The second #Maintainathon at #UNOpenSourceWeek brought together more than 100 participants across two tracks and 15 sessions: maintainers, governments, NGOs, researchers, OSPOs, and #opensource communities speaking openly with one another about what it actually takes to sustain critical digital infrastructure.
We were also glad to welcome Parliamentary State Secretary Thomas Jarzombek, who joined for part of the #maintainathon and took time to speak with some maintainers from our delegation.

The day’s discussions spanned a broad range of topics, from onboarding, tooling, and accessibility, to archival, governance, funding, AI, and security. Across all of it, several themes emerged: maintainer workload, transparency around AI-assisted contributions, developing better contributor pathways, building for long-term stewardship, and governance at scale.

One thing in particular came up repeatedly: open source maintenance is not a narrow technical task.

It is about trust, relationships, incentives, and the capacity to keep essential systems healthy over time.

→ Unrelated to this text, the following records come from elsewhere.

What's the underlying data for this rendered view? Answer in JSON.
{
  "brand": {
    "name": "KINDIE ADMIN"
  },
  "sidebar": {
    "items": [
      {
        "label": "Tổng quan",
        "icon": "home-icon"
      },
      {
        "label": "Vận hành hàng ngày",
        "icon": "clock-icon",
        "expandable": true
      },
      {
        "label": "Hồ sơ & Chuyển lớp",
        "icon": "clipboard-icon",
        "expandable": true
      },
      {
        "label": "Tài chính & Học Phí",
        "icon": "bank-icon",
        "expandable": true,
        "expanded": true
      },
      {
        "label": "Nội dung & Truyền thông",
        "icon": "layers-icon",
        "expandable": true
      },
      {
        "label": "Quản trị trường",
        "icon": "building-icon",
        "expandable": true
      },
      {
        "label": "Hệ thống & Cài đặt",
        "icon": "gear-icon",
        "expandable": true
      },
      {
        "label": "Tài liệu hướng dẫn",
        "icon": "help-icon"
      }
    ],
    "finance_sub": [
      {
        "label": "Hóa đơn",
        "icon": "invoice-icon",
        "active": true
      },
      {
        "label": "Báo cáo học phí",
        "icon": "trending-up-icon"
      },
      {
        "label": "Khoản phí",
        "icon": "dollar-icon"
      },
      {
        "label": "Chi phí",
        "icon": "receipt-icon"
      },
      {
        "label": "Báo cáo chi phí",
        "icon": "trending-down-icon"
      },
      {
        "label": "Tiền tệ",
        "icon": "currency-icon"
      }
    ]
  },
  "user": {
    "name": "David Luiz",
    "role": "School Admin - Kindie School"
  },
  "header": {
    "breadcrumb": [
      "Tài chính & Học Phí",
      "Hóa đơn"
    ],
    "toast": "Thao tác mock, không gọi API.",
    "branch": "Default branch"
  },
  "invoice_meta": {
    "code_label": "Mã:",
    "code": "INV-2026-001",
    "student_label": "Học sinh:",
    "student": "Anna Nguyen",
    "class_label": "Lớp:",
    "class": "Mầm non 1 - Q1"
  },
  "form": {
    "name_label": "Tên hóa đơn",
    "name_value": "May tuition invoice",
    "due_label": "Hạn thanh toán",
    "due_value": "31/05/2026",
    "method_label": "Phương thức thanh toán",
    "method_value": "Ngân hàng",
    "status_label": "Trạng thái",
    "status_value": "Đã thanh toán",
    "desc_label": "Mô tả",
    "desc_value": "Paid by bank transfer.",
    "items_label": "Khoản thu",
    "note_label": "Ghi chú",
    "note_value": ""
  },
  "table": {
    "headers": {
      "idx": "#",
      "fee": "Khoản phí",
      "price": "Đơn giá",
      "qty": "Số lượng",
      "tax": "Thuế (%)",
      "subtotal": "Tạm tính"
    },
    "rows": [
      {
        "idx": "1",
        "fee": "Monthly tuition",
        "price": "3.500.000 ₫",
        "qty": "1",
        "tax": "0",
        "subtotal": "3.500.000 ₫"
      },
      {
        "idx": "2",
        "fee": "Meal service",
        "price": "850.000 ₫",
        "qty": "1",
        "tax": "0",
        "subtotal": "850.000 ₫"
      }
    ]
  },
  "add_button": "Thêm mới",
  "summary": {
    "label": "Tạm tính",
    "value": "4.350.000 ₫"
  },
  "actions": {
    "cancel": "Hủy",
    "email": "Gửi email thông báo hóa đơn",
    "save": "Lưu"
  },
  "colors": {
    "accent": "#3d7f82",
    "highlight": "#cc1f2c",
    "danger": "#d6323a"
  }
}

In the wrap-up session at the end of the day, Adriana Groh spoke about how the unique value of the #maintainathon was not only in the individual sessions, but rather in the exchanges that took place: people comparing experiences, sharing practical approaches of what worked for them, and finding others facing the same challenges.

Critical #opensource infrastructure is global, but the people maintaining it often work in fragmented, under-resourced, and highly specific contexts. Bringing those people together creates practical knowledge that can make its way back into projects, communities, and institutions.

Our core takeaway: sustaining critical digital infrastructure means sustaining the people, practices, and organizations behind it.

Thank you to everyone who hosted, contributed, listened, and shared today.